There's plenty of blame to go around regarding the travesty that is the Patriot Act, but the key point now is that it's up to Congress to fix it.
That likely would have be eneasier with a different resident in the White House come January, but that's irrelevant. Congress was snowed into passing this affront to our country's long-cherished civil liberties and legal protections, and it's up to Congress to repair the damage.
Once seen as an issue pitting so-called conservatives against liberals, even though only one senator and a handful of representatives in Congress voted against it, bipartisan criticism is steadily growing.
Pushed through just days after the Sept. 11 attacks - printed at 3:30 a.m. and passed by Congress at 11 a.m. - not a single member of Congress read it before voting.
Some provisions of this 342-page monstrosity make sense and should be retained, such as amending federal money-laundering laws, creating new federal crimes for attacks on mass transportation facilities, increasing cooperation among law enforcement agencies and authorizing new appropriations to enhance border security.
There is much to be alarmed about, as Whitman College Professor Timothy Kaufman-Osborn recently reminded a crowd of civic-minded residents in Milton-Freewater.
He said the Patriot Act greatly expanded the ability of police to conduct secret searches, subject political and civic organizations to surveillance and jail people on suspicion alone and then hold them indefinitely without charges or meaningful judicial review.
Even the Justice Department's own inspector general condemned the use of the Patriot Act as "haphazard and indiscriminate," Kaufman-Osborn noted.
Examples abound of how the Patriot Act has been used to circumvent the civil liberties guaranteed by the Constitution. For example:
The Fourth Amendment promises that "the right of the people to be secure in their persons, houses, papers and effects, against unreasonable searches and seizures, shall not be violated." The Patriot Act allows police to conduct secret searches of homes without probable cause or a warrant if a link to terrorism is suspected, and without ever acknowledging the intrusion.
That's what happened to a Portland attorney who was arrested after he was apparently linked to the terrorist train bombing in Spain by a fingerprint found at the scene (and, apparently, because he had represented Muslims and had adopted the religion).
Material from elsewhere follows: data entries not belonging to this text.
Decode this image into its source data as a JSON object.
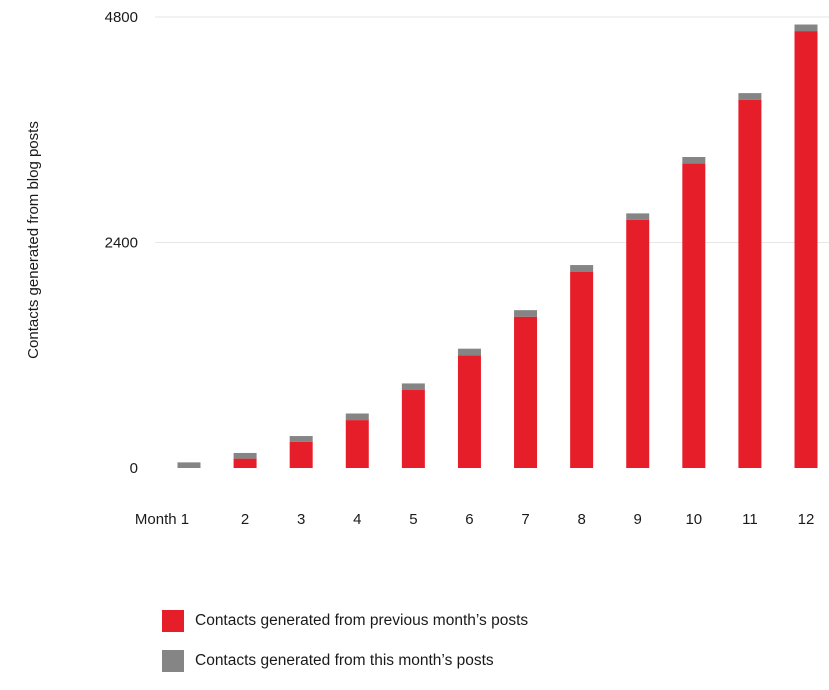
{
  "chart_data": {
    "type": "bar",
    "stacked": true,
    "title": "",
    "xlabel": "",
    "ylabel": "Contacts generated from blog posts",
    "ylim": [
      0,
      4800
    ],
    "yticks": [
      0,
      2400,
      4800
    ],
    "categories": [
      "Month 1",
      "2",
      "3",
      "4",
      "5",
      "6",
      "7",
      "8",
      "9",
      "10",
      "11",
      "12"
    ],
    "series": [
      {
        "name": "Contacts generated from previous month’s posts",
        "color": "#e61e2a",
        "values": [
          0,
          100,
          280,
          510,
          830,
          1200,
          1610,
          2090,
          2640,
          3240,
          3920,
          4650
        ]
      },
      {
        "name": "Contacts generated from this month’s posts",
        "color": "#858585",
        "values": [
          60,
          60,
          60,
          70,
          70,
          70,
          70,
          70,
          70,
          70,
          70,
          70
        ]
      }
    ],
    "grid": true,
    "legend_position": "bottom-left"
  }
}
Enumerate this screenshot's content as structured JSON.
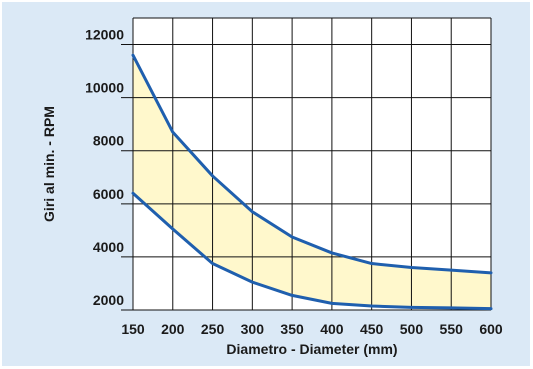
{
  "chart_data": {
    "type": "area",
    "title": "",
    "xlabel": "Diametro - Diameter (mm)",
    "ylabel": "Giri al min. - RPM",
    "x": [
      150,
      200,
      250,
      300,
      350,
      400,
      450,
      500,
      550,
      600
    ],
    "xticks": [
      "150",
      "200",
      "250",
      "300",
      "350",
      "400",
      "450",
      "500",
      "550",
      "600"
    ],
    "yticks": [
      "2000",
      "4000",
      "6000",
      "8000",
      "10000",
      "12000"
    ],
    "xlim": [
      150,
      600
    ],
    "ylim": [
      2000,
      13000
    ],
    "grid": true,
    "series": [
      {
        "values": [
          11600,
          8700,
          7050,
          5700,
          4750,
          4150,
          3750,
          3600,
          3500,
          3400
        ]
      },
      {
        "values": [
          6400,
          5050,
          3750,
          3050,
          2550,
          2250,
          2150,
          2100,
          2080,
          2050
        ]
      }
    ],
    "fill_between": true,
    "colors": {
      "line": "#1f5fae",
      "fill": "#fff8cc",
      "panel": "#dbe9f6",
      "plot": "#ffffff",
      "grid": "#111111"
    }
  }
}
The FBI found nothing incriminating when it secretly broke into his home. And after being jailed for about a week with no charges filed, he was released when it was found the fingerprint wasn't a match after all (not even close).
The Sixth Amendment provides the right to a speedy trial and the right to be informed of the facts of an accusation. More than 1,000 arrests have been made under the Patriot Act and many of those people are still being held - three years later - either in the United States or at Guantanamo Bay without ever being charged and without access to legal representation.
So far, none of those arrested have actually been charged with participating in the Sept. 11 attacks or with being terrorists.
Let's see, secret searches without court oversight, arrests without charges or access to attorneys - sounds a lot like the complaints the colonists had against the British when Jefferson wrote the Declaration of Independence.
Such tactics also move the United States closer toward the totalitarian regimes we are battling in the war on terrorism rather than extolling the respect we have for personal freedoms and protections.
The Patriot Act reverses the most fundamental protections of this country. "You're presumed guilty until determined to be innocent," David Cole of Georgetown University says in a documentary about the outcome of the Patriot Act produced by the American Civil Liberties Union titled "Unconstitutional."
We need to remember it's not the executive branch that makes laws - or fixes bad ones - and then push our representatives to re-embrace the concepts of civil liberties and personal privacy that formed the foundation of this country. That can only make us stronger.